PROGRAMME 1 : VISIONS PHOTOCHIMIQUES

SAMEDI 18 MAI
11 H

CARRÉ 150 (Salle F. Lemaire)
15 $

Ce programme de films propose de plonger dans un univers où la nature et les portraits de famille se mêlent dans une grande variété de techniques qui explorent la matérialité de la pellicule et offrent une réflexion sur la vie, la mort et notre connexion au monde naturel. On y retrouve « Frequency Objects » de JULIE MURRAY, fusionnant des images de photos familiales et des objets photogrammés dans une exploration du mouvement et de la mémoire et « Deep 1 » de PHILIP HOFFMAN, une méditation diaristique sur la transformation organique de la pellicule. Explorez les récits captivants de survie à la foudre dans « Le spectre visible » une collaboration de MAXIME CORBEIL-PERRON et SARAH SEENÉ, puis plongez dans « P L U M E » de MIKE ROLLO, une réflexion visuelle sur le déclin des oiseaux au Canada. ANNIE ST-JEAN propose ensuite une vision poétique du temps et de la lumière à travers des photographies prises en sténopé dans « Capter le fuyant ». Pour continuer notre plongée dans la matérialité de la pellicule, on retrouve aussi « A Perfect Storm » de KAREL DOING qui transforme la nature en paysage imprimé sur une émulsion argentique. Enfin, « Bye Bye Now » de LOUISE BOURQUE, un film hommage aux archives familiales et à la mémoire. Ce programme promet une exploration cinématographique riche et émouvante.

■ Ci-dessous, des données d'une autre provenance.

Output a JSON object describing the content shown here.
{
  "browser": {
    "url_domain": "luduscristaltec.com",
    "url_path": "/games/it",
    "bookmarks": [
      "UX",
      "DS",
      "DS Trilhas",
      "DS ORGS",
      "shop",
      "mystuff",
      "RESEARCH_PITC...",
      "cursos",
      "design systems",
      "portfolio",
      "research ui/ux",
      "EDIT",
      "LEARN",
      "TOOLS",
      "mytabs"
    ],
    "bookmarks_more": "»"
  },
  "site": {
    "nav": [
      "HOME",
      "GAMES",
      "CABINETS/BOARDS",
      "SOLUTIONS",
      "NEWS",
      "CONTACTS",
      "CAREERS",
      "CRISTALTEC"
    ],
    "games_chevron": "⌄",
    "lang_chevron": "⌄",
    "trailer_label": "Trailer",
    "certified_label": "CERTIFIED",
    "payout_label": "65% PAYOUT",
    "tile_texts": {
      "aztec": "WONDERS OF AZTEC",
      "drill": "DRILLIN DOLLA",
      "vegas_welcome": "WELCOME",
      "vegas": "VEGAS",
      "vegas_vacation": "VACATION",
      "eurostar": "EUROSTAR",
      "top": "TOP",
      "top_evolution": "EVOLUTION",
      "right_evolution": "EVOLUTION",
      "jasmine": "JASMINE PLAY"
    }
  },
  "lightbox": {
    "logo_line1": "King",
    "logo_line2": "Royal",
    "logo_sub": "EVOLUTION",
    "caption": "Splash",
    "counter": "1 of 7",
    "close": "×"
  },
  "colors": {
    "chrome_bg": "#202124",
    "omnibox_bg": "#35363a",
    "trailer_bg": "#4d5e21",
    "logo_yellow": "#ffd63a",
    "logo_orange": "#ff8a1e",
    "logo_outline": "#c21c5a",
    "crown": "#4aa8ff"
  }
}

JULIE MURRAY « Frequency Objects »
Vidéo, 5 minutes 30 secondes, États-Unis, 2014
« Frequency Objects » est un film en deux parties. La première combine des négatifs de photos de famille, des photogrammes et des fragments de film 35mm trouvés, dans un montage qui trouve la friction entre l’animation et le mouvement fluide des images de film. Par des arrêts et des départs imprécis, on aperçoit des fragments d’images, des figures à moitié dans le cadre et à moitié hors du cadre, des visages soudain sont produits. Dans la deuxième partie, le motif est texturé et divers objets photogrammés produisent des ombres à leur propre échelle.

PHILIP HOFFMAN « Deep 1 »
35mm (vidéo), 14 minutes 30 secondes, Canada, 2023
Filmé sur 2 ans (2020-2022), à la maison et à l'extérieur, « Deep 1 » est une méditation diaristique, une fleur/plante transformée et décomposée avec de l'extrait de jacinthe et de lichen. Des animaux ailés et à quatre pattes, sauvages et domestiques, parcourent le cadre marqué par une pratique artisanale. Tourné à Mount Forest, en Ontario et à Dawson City, au Yukon.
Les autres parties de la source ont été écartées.